Desde la Edad Media este género había recobrado la popularidad de tiempos de Heródoto o Pausanias, pero también comenzó a labrarse la fama que ha llegado hasta nosotros: libros fantásticos, delirantes, llenos de superstición o, según se mire, un fascinante encanto literario. En uno de los que hemos encontrado en la biblioteca de Locke, la portada reproduce un barco que navega cerca de una costa blanca, bajo unas flores de lis. El título reza: Viaje a los países septentrionales, y está escrito por el Sr. De La Martinière, publicado en París, en 1682. En él «se ven las costumbres, manera de vivir y supersticiones de los noruegos, lapones, kilopes, borandianos, syberianos, samoyedos, zemblianos, islandeses».

Locke podría parecer un «lector omnívoro», que coleccionaba lecturas a las que dedicaba un interés desigual, pero en realidad era voraz y muy selectivo respecto a los libros de viajes[13]. Los utilizaba como material valioso de investigación y referencia. En el libro de Martinière se narraba, entre otras, la historia de un capitán de barco que en tierras finesas había comprado una cuerda anudada por un «nigromante» local[14]. Cuando el capitán desató los dos primeros nudos, el navío pudo viajar tranquilo, impulsado por vientos favorables. Sin embargo, al desatar el tercer nudo, tormentas y oleajes inusitados hicieron peligrar la travesía. Por supuesto, esta era para el autor del libro una de tantas «supersticiones» que poblaban la mente del capitán y la población escandinava: el suceso, por supuesto, no se debía al poder mágico del nigromante, sino al «castigo divino» por creer semejantes patrañas heréticas. Un castigo del «científico» y «escéptico» Dios cristiano y protestante, quiérese decir.

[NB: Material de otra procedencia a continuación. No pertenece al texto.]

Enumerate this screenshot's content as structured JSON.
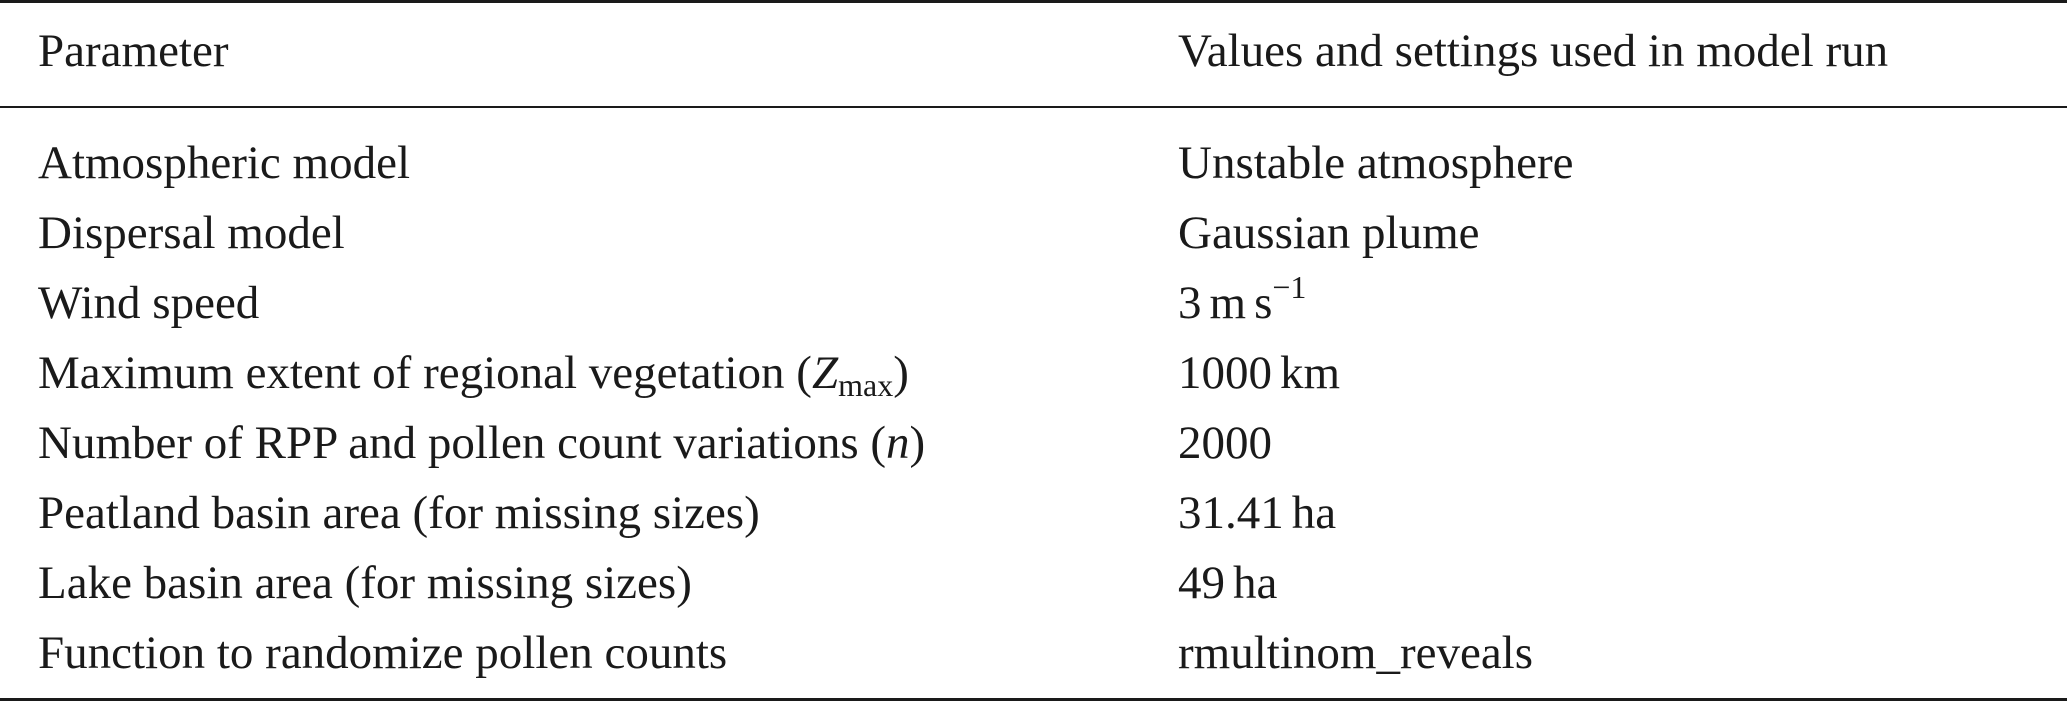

La pasión inconfesable de Locke: estas historias le fascinaban. Pero, a diferencia de lo que afirman biógrafos y académicos actuales, el detalle antes citado no tiene por qué confirmar un escepticismo (entendido en sentido contemporáneo) por parte de Locke o sus autores preferidos, sino una distancia respecto a la explicación del otro «salvaje». Es decir, una distancia respecto a la creencia del pagano, no respecto a la reconstrucción racional del civilizado pensador cristiano. Esa racionalidad cristiana, hay que añadir, era la misma que en ese momento, en Inglaterra, iba de la mano de la alquimia, del uso de la magia en la práctica médica, o –tal y como como acreditaba entonces el Royal College of Physicians– de la brujería como causa de patologías fisiológicas[15]. La brujería era una posibilidad real para Glanvill, para Henry More, e incluso para Boyle. No la supersticiosa «nigromancia» finesa, ¡por Dios!; estamos hablando de algo serio: la comprobada obra del Diablo.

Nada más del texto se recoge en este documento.